Thursday, August 6, 2015

Speak of glory, sing of home

St George, Alston
St. Augustine's, Alston

Nowell Oxland, the son of the vicar of St. Augustine's parish church in Alston, Cumbria, was killed in action in the Gallipoli campaign at Sulva Bay on August 9, 1915.  He is memorialized in the church's painted altar screen, where his face was used as the model for two warrior saints, one of whom appears to be St. George.  

What must it have been like for his father and the other villagers to see Nowell's haloed image as they approached the communion rail each Sunday?

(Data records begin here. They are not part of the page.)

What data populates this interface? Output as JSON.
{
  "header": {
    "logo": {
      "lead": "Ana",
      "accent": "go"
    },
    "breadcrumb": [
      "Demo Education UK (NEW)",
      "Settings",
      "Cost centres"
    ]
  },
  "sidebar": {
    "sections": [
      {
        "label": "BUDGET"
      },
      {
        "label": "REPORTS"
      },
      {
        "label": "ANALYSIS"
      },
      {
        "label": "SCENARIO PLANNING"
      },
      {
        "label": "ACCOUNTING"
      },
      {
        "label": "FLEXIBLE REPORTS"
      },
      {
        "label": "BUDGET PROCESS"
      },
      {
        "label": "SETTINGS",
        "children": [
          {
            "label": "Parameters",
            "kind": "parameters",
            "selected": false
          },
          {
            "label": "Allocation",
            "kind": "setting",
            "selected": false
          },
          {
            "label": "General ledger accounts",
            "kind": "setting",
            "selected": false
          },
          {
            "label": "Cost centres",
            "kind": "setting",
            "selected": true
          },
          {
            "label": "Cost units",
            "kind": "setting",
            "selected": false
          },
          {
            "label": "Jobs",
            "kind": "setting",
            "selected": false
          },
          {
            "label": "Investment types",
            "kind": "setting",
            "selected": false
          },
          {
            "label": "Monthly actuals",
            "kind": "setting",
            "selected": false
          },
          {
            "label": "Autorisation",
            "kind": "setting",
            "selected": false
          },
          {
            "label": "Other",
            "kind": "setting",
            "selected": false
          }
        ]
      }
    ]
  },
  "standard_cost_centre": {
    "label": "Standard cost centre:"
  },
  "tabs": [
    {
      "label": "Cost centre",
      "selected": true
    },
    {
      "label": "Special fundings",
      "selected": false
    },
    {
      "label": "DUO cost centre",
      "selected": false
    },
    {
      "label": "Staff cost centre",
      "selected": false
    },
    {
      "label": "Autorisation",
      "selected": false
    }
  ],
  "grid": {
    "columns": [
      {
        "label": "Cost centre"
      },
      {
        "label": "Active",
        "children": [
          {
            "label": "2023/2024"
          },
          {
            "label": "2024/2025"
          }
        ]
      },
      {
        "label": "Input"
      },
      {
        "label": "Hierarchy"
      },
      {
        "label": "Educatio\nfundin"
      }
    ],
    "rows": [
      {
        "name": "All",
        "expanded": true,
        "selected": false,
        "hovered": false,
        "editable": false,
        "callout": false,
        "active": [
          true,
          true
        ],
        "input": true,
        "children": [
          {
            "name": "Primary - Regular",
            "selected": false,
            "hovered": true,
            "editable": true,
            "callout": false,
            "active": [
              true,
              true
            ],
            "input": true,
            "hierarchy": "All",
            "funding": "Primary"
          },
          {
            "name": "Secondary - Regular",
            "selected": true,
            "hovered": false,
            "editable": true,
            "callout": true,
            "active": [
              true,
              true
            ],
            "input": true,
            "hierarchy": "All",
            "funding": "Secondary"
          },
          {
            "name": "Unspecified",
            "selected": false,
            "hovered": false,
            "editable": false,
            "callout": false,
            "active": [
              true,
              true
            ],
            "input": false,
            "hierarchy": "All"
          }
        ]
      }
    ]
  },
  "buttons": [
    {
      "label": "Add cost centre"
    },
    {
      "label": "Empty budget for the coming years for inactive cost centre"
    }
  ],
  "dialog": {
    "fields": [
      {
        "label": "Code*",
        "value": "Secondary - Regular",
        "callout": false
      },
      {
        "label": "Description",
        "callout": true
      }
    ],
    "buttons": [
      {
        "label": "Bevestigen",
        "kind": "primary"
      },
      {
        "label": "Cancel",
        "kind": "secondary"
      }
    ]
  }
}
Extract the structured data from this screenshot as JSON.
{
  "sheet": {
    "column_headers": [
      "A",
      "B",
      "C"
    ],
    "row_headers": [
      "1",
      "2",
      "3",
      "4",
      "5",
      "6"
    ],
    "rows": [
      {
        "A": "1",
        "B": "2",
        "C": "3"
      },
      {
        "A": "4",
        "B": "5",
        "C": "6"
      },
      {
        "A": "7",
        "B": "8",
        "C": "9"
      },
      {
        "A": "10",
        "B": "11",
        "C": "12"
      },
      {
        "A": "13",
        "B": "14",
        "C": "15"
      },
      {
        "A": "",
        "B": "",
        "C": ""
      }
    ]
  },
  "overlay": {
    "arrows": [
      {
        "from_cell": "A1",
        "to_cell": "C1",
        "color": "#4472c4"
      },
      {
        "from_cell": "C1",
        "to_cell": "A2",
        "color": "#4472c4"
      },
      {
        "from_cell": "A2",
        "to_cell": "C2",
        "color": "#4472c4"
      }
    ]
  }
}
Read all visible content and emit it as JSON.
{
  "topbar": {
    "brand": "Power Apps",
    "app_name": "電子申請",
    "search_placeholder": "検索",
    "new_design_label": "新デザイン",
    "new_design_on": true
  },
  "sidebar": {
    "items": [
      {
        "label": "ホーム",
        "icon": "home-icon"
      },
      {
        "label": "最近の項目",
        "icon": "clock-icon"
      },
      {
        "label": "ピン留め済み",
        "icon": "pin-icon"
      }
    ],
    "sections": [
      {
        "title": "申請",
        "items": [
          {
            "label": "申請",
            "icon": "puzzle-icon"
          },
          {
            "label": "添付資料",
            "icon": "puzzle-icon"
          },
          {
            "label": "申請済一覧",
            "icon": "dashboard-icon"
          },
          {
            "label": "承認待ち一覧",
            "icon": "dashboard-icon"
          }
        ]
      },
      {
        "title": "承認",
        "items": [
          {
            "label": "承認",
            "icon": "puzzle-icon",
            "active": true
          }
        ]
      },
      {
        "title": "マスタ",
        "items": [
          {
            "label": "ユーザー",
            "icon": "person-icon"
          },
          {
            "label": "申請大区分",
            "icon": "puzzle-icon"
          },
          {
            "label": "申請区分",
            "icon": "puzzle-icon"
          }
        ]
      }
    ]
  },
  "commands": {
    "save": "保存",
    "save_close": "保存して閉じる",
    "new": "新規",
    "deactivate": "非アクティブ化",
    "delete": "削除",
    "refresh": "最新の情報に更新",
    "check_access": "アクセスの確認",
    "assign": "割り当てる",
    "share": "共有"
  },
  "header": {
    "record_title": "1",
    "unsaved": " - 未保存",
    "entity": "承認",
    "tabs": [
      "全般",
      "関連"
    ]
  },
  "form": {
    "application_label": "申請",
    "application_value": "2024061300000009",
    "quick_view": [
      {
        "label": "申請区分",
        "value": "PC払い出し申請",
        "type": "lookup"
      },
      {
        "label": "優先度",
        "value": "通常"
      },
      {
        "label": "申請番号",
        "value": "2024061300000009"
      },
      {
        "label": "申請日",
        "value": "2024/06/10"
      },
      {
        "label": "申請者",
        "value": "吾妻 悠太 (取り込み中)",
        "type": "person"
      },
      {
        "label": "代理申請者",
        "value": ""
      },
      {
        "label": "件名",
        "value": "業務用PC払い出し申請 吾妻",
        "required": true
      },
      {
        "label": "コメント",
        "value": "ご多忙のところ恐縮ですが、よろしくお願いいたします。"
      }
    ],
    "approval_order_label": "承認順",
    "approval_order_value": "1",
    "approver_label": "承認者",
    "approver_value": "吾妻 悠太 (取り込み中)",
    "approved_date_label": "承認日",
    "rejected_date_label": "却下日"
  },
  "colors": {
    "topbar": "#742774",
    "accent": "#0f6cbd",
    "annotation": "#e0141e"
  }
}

Oxland's memory also lives on in his poetry.  Here are last two verses of his poem "Outward Bound," written as he was sailing for Gallipoli.  In these verses, he imagines the British troops following the route of ancient warriors, while longing for the English countryside that they may never see again.  

Nowell Oxland

Though the high gods smite and slay us,  
Though we come not whence we go,
As the host of Menelaus*
Came there many years ago;
Yet the selfsame wind shall bear us
From the same departing place
Out across the gulf of Saros
And the peaks of Samothrace.

We shall pass in summer weather, 
We shall come at eventide,
Where the fells stand up together
And all things quiet abide;
Mixed with cloud and wind and river,
Sun-distilled in dew and rain.
One with Cumberland forever
We shall not go forth again.  

The penultimate stanza speaks of glory; the last verse sings of home.  I hope that somewhere in Cumberland today, a walker passes in summer weather and comes at eventide to where "all things quiet abide."  Perhaps he or she will pause to remember the men of the First World War who loved these hills.     
Alston Moor
*The warrior who led the Spartans in the Trojan War (Saros and Samothrace are places in the Aegean associated with the Trojan War).